Obituary: Sunderlal Bahuguna
By George James
May 21, 2021
The passing of the renowned environmentalist, Sri Sunderlal Bahuguna, on May 21, 2021, at the All India Institute of Medical Science (AIIMS) in Rishikesh represents a colossal loss for the people of the Himalayas, for India, and for the world. Bahuguna’s advocacy for the natural environment and for harmony with nature will be remembered and valued. Born in 1927, Bahuguna joined India’s freedom struggle at the tender age of 13 and was imprisoned at age 17. After his release, and after independence, he became involved in Gandhi’s constructive program for the villages of the Himalayas. This involved him in the struggle for the preservation of the forests. His engagement with environmental issues became visible in his leadership role in the famous Chipko Movement in the 70’s. Chipko, meaning “hug,” was a grassroots environmental movement committed to saving the forests from contract felling by hugging the trees to shield them from the axe. Bahuguna underlined the principles of this movement with foot marches, fasts, and discourses on the cultural, environmental, and religious significance of the forests. He maintained that his ecological vision of a harmonious relationship with nature is rooted in the soil of Indian religions. In 1981, accompanied by a small group of colleagues, Bahuguna undertook a foot march from Srinagar in Kashmir to Kohima in Nagaland, a journey of 4870 Km, raising awareness of the exploitation to which the forests and the lives of the mountain people were exposed. The success of the Chipko movement has engendered movements of a similar nature in the south of India, in Sri Lanka, and elsewhere, and resulted, in India in 1981, in a 15 year moratorium on the cutting of trees for commercial purposes above the elevation of 1,000 meters.

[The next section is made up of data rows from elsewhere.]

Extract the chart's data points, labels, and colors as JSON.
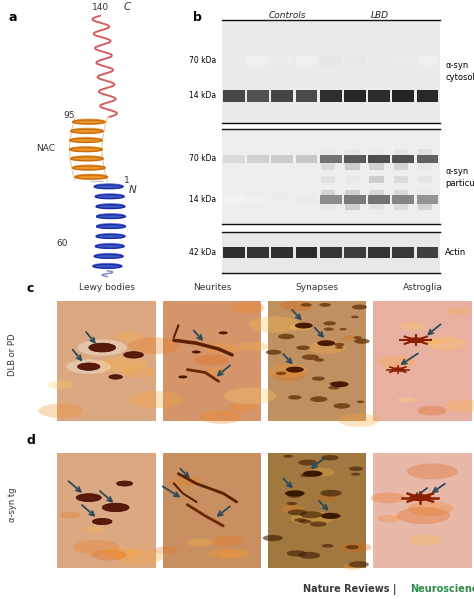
{
  "bg_color": "#ffffff",
  "panel_a_label": "a",
  "panel_b_label": "b",
  "panel_c_label": "c",
  "panel_d_label": "d",
  "footer_text1": "Nature Reviews",
  "footer_text2": "Neuroscience",
  "footer_color1": "#3a3a3a",
  "footer_color2": "#2e8b4a",
  "panel_b_controls": "Controls",
  "panel_b_lbd": "LBD",
  "panel_b_70kda1": "70 kDa",
  "panel_b_14kda1": "14 kDa",
  "panel_b_70kda2": "70 kDa",
  "panel_b_14kda2": "14 kDa",
  "panel_b_42kda": "42 kDa",
  "panel_b_label1": "α-syn\ncytosolic",
  "panel_b_label2": "α-syn\nparticulate",
  "panel_b_label3": "Actin",
  "panel_c_labels": [
    "Lewy bodies",
    "Neurites",
    "Synapses",
    "Astroglia"
  ],
  "panel_c_rowlabel": "DLB or PD",
  "panel_d_rowlabel": "α-syn tg",
  "N_term_color": "#2233aa",
  "NAC_color": "#cc7700",
  "C_term_color": "#cc4444"
}
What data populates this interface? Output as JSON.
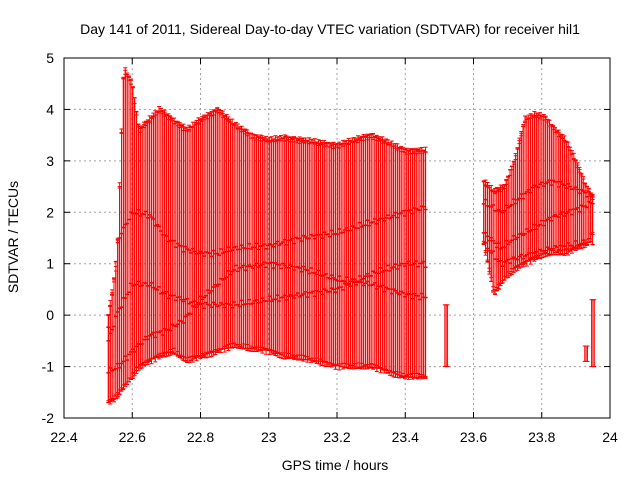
{
  "chart_data": {
    "type": "scatter",
    "title": "Day 141 of 2011, Sidereal Day-to-day VTEC variation (SDTVAR) for receiver hil1",
    "xlabel": "GPS time / hours",
    "ylabel": "SDTVAR / TECUs",
    "xlim": [
      22.4,
      24
    ],
    "ylim": [
      -2,
      5
    ],
    "xticks": [
      "22.4",
      "22.6",
      "22.8",
      "23",
      "23.2",
      "23.4",
      "23.6",
      "23.8",
      "24"
    ],
    "yticks": [
      "-2",
      "-1",
      "0",
      "1",
      "2",
      "3",
      "4",
      "5"
    ],
    "grid": true,
    "error_bars": true,
    "series_color": "#ff0000",
    "series": [
      {
        "name": "mean",
        "segments": [
          {
            "x_start": 22.53,
            "x_end": 23.46,
            "points": [
              [
                22.53,
                -0.5
              ],
              [
                22.56,
                0.1
              ],
              [
                22.6,
                0.6
              ],
              [
                22.65,
                0.6
              ],
              [
                22.7,
                0.4
              ],
              [
                22.75,
                0.3
              ],
              [
                22.8,
                0.2
              ],
              [
                22.9,
                0.2
              ],
              [
                23.0,
                0.3
              ],
              [
                23.1,
                0.4
              ],
              [
                23.2,
                0.5
              ],
              [
                23.3,
                0.8
              ],
              [
                23.4,
                1.0
              ],
              [
                23.46,
                1.0
              ]
            ]
          },
          {
            "x_start": 23.63,
            "x_end": 23.95,
            "points": [
              [
                23.63,
                1.6
              ],
              [
                23.68,
                1.3
              ],
              [
                23.72,
                1.5
              ],
              [
                23.78,
                1.7
              ],
              [
                23.83,
                1.9
              ],
              [
                23.88,
                2.0
              ],
              [
                23.92,
                2.1
              ],
              [
                23.95,
                2.2
              ]
            ]
          }
        ]
      },
      {
        "name": "upper",
        "segments": [
          {
            "x_start": 22.53,
            "x_end": 23.46,
            "points": [
              [
                22.53,
                -0.2
              ],
              [
                22.56,
                1.5
              ],
              [
                22.6,
                2.0
              ],
              [
                22.65,
                1.95
              ],
              [
                22.7,
                1.5
              ],
              [
                22.75,
                1.3
              ],
              [
                22.8,
                1.2
              ],
              [
                22.85,
                1.2
              ],
              [
                22.9,
                1.3
              ],
              [
                23.0,
                1.35
              ],
              [
                23.1,
                1.5
              ],
              [
                23.2,
                1.6
              ],
              [
                23.3,
                1.8
              ],
              [
                23.4,
                2.0
              ],
              [
                23.46,
                2.1
              ]
            ]
          },
          {
            "x_start": 23.63,
            "x_end": 23.95,
            "points": [
              [
                23.63,
                2.2
              ],
              [
                23.68,
                2.0
              ],
              [
                23.72,
                2.2
              ],
              [
                23.78,
                2.5
              ],
              [
                23.83,
                2.6
              ],
              [
                23.88,
                2.5
              ],
              [
                23.92,
                2.4
              ],
              [
                23.95,
                2.3
              ]
            ]
          }
        ]
      },
      {
        "name": "lower",
        "segments": [
          {
            "x_start": 22.53,
            "x_end": 23.46,
            "points": [
              [
                22.53,
                -1.1
              ],
              [
                22.56,
                -1.0
              ],
              [
                22.6,
                -0.7
              ],
              [
                22.65,
                -0.4
              ],
              [
                22.7,
                -0.3
              ],
              [
                22.75,
                -0.1
              ],
              [
                22.8,
                0.3
              ],
              [
                22.85,
                0.6
              ],
              [
                22.9,
                0.9
              ],
              [
                23.0,
                1.0
              ],
              [
                23.1,
                0.9
              ],
              [
                23.2,
                0.7
              ],
              [
                23.3,
                0.6
              ],
              [
                23.4,
                0.4
              ],
              [
                23.46,
                0.35
              ]
            ]
          },
          {
            "x_start": 23.63,
            "x_end": 23.95,
            "points": [
              [
                23.63,
                1.4
              ],
              [
                23.68,
                1.0
              ],
              [
                23.72,
                1.1
              ],
              [
                23.78,
                1.2
              ],
              [
                23.83,
                1.3
              ],
              [
                23.88,
                1.35
              ],
              [
                23.92,
                1.4
              ],
              [
                23.95,
                1.4
              ]
            ]
          }
        ]
      }
    ],
    "error_envelope": {
      "segments": [
        {
          "points": [
            [
              22.53,
              -1.7,
              0.0
            ],
            [
              22.555,
              -1.6,
              1.0
            ],
            [
              22.575,
              -1.4,
              4.8
            ],
            [
              22.6,
              -1.2,
              4.5
            ],
            [
              22.62,
              -1.0,
              3.6
            ],
            [
              22.65,
              -0.9,
              3.8
            ],
            [
              22.68,
              -0.8,
              4.0
            ],
            [
              22.72,
              -0.7,
              3.8
            ],
            [
              22.76,
              -0.9,
              3.6
            ],
            [
              22.8,
              -0.8,
              3.8
            ],
            [
              22.85,
              -0.7,
              4.0
            ],
            [
              22.9,
              -0.6,
              3.7
            ],
            [
              22.95,
              -0.65,
              3.5
            ],
            [
              23.0,
              -0.7,
              3.4
            ],
            [
              23.05,
              -0.8,
              3.45
            ],
            [
              23.1,
              -0.85,
              3.4
            ],
            [
              23.15,
              -0.9,
              3.35
            ],
            [
              23.2,
              -1.0,
              3.3
            ],
            [
              23.25,
              -1.0,
              3.4
            ],
            [
              23.3,
              -1.0,
              3.5
            ],
            [
              23.35,
              -1.1,
              3.35
            ],
            [
              23.4,
              -1.2,
              3.2
            ],
            [
              23.46,
              -1.2,
              3.2
            ]
          ]
        },
        {
          "points": [
            [
              23.63,
              1.4,
              2.6
            ],
            [
              23.66,
              0.4,
              2.4
            ],
            [
              23.69,
              0.7,
              2.5
            ],
            [
              23.72,
              0.9,
              3.0
            ],
            [
              23.75,
              1.0,
              3.8
            ],
            [
              23.78,
              1.1,
              3.9
            ],
            [
              23.81,
              1.2,
              3.85
            ],
            [
              23.84,
              1.2,
              3.6
            ],
            [
              23.87,
              1.2,
              3.4
            ],
            [
              23.9,
              1.3,
              3.0
            ],
            [
              23.93,
              1.4,
              2.5
            ],
            [
              23.95,
              1.6,
              2.3
            ]
          ]
        }
      ]
    },
    "isolated_points": [
      {
        "x": 23.52,
        "low": -1.0,
        "high": 0.2
      },
      {
        "x": 23.95,
        "low": -1.0,
        "high": 0.3
      },
      {
        "x": 23.93,
        "low": -0.9,
        "high": -0.6
      }
    ]
  }
}
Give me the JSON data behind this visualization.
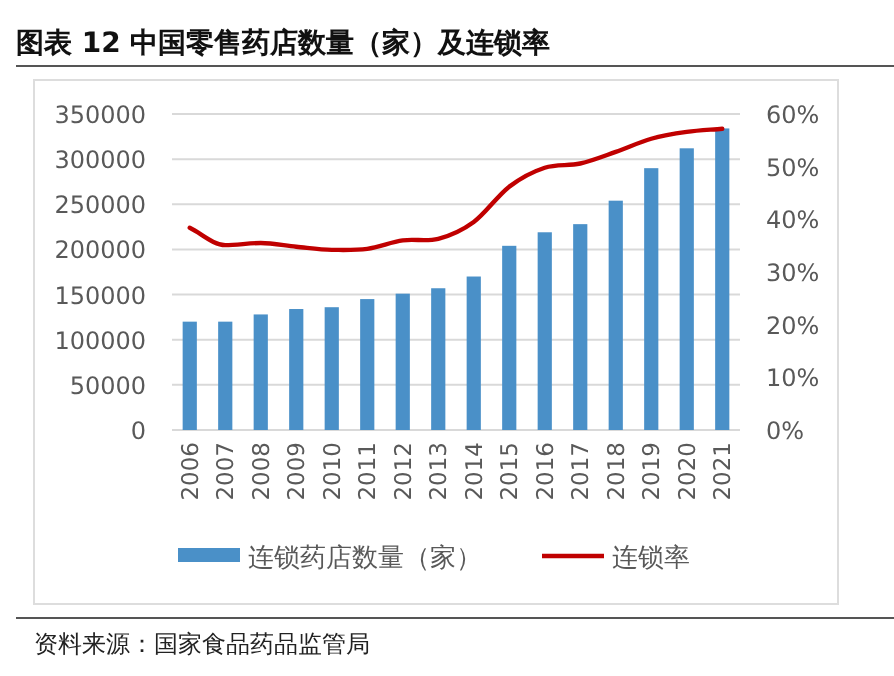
{
  "chart_data": {
    "type": "bar",
    "title": "图表 12 中国零售药店数量（家）及连锁率",
    "categories": [
      "2006",
      "2007",
      "2008",
      "2009",
      "2010",
      "2011",
      "2012",
      "2013",
      "2014",
      "2015",
      "2016",
      "2017",
      "2018",
      "2019",
      "2020",
      "2021"
    ],
    "series": [
      {
        "name": "连锁药店数量（家）",
        "type": "bar",
        "color": "#4a90c8",
        "values": [
          120000,
          120000,
          128000,
          134000,
          136000,
          145000,
          151000,
          157000,
          170000,
          204000,
          219000,
          228000,
          254000,
          290000,
          312000,
          334000
        ]
      },
      {
        "name": "连锁率",
        "type": "line",
        "axis": "y2",
        "color": "#c00000",
        "values": [
          0.384,
          0.351,
          0.355,
          0.348,
          0.342,
          0.344,
          0.36,
          0.363,
          0.395,
          0.462,
          0.498,
          0.506,
          0.528,
          0.553,
          0.566,
          0.572
        ]
      }
    ],
    "ylim": [
      0,
      350000
    ],
    "yticks": [
      0,
      50000,
      100000,
      150000,
      200000,
      250000,
      300000,
      350000
    ],
    "y2lim": [
      0,
      0.6
    ],
    "y2ticks": [
      {
        "value": 0,
        "label": "0%"
      },
      {
        "value": 0.1,
        "label": "10%"
      },
      {
        "value": 0.2,
        "label": "20%"
      },
      {
        "value": 0.3,
        "label": "30%"
      },
      {
        "value": 0.4,
        "label": "40%"
      },
      {
        "value": 0.5,
        "label": "50%"
      },
      {
        "value": 0.6,
        "label": "60%"
      }
    ],
    "grid": "y",
    "legend": "bottom",
    "line_style": "solid",
    "annotations": [
      "资料来源：国家食品药品监管局"
    ]
  }
}
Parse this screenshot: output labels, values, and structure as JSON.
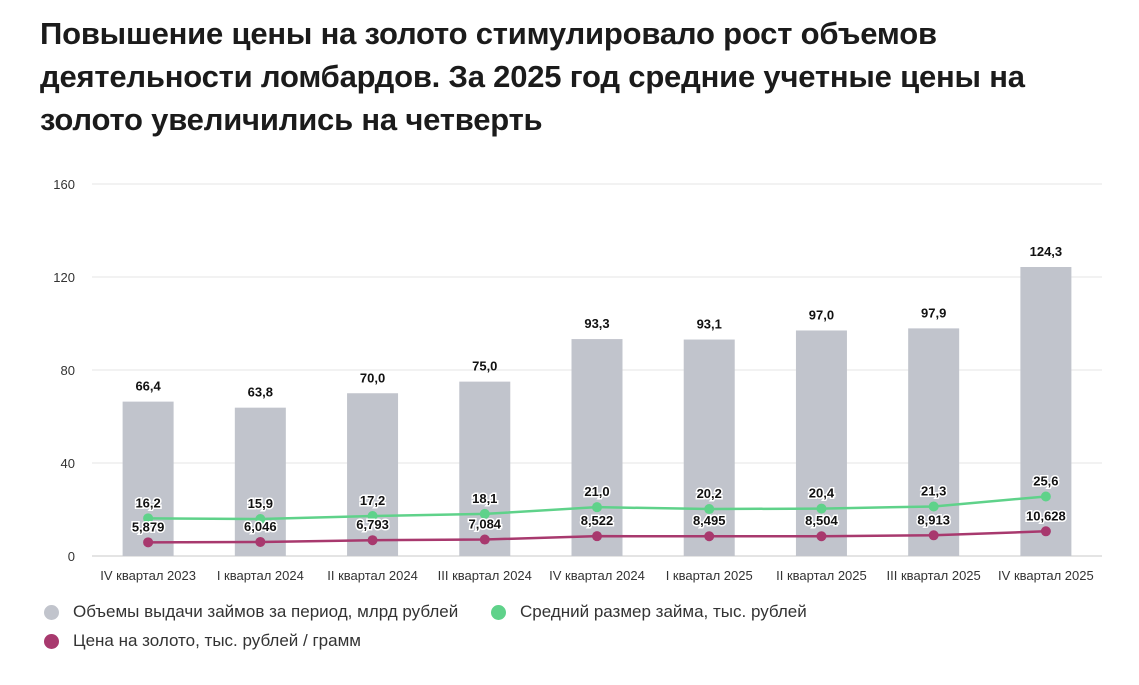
{
  "title": "Повышение цены на золото стимулировало рост объемов деятельности ломбардов. За 2025 год средние учетные цены на золото увеличились на четверть",
  "chart_data": {
    "type": "bar",
    "categories": [
      "IV квартал 2023",
      "I квартал 2024",
      "II квартал 2024",
      "III квартал 2024",
      "IV квартал 2024",
      "I квартал 2025",
      "II квартал 2025",
      "III квартал 2025",
      "IV квартал 2025"
    ],
    "ylim": [
      0,
      160
    ],
    "yticks": [
      0,
      40,
      80,
      120,
      160
    ],
    "grid": true,
    "legend_position": "bottom-left",
    "series": [
      {
        "name": "Объемы выдачи займов за период, млрд рублей",
        "type": "bar",
        "color": "#c1c4cc",
        "values": [
          66.4,
          63.8,
          70.0,
          75.0,
          93.3,
          93.1,
          97.0,
          97.9,
          124.3
        ],
        "labels": [
          "66,4",
          "63,8",
          "70,0",
          "75,0",
          "93,3",
          "93,1",
          "97,0",
          "97,9",
          "124,3"
        ]
      },
      {
        "name": "Средний размер займа, тыс. рублей",
        "type": "line",
        "color": "#5fd28a",
        "values": [
          16.2,
          15.9,
          17.2,
          18.1,
          21.0,
          20.2,
          20.4,
          21.3,
          25.6
        ],
        "labels": [
          "16,2",
          "15,9",
          "17,2",
          "18,1",
          "21,0",
          "20,2",
          "20,4",
          "21,3",
          "25,6"
        ]
      },
      {
        "name": "Цена на золото, тыс. рублей / грамм",
        "type": "line",
        "color": "#a8396e",
        "values": [
          5.879,
          6.046,
          6.793,
          7.084,
          8.522,
          8.495,
          8.504,
          8.913,
          10.628
        ],
        "labels": [
          "5,879",
          "6,046",
          "6,793",
          "7,084",
          "8,522",
          "8,495",
          "8,504",
          "8,913",
          "10,628"
        ]
      }
    ]
  }
}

While Sunderlal Bahuguna is practically a household name in India, he is known chiefly for his activism. The philosophy behind his activism integrates insights from contemporary ecology with the spiritual traditions of India and the non-violence of Gandhi. The question of the relevance of India’s environmentalism to that of western countries remains a contested issue in the emerging field of environmental philosophy. Some western scholars have tried to infer the nature of an Indian environmental ethic from their exploration of ancient Indian religious texts. Others have argued that the use of such texts is selective and misleading. Bahuguna’s activism and advocacy demonstrates the significance of the people’s perception of nature and their devotion to the forests they depend upon for their collective life.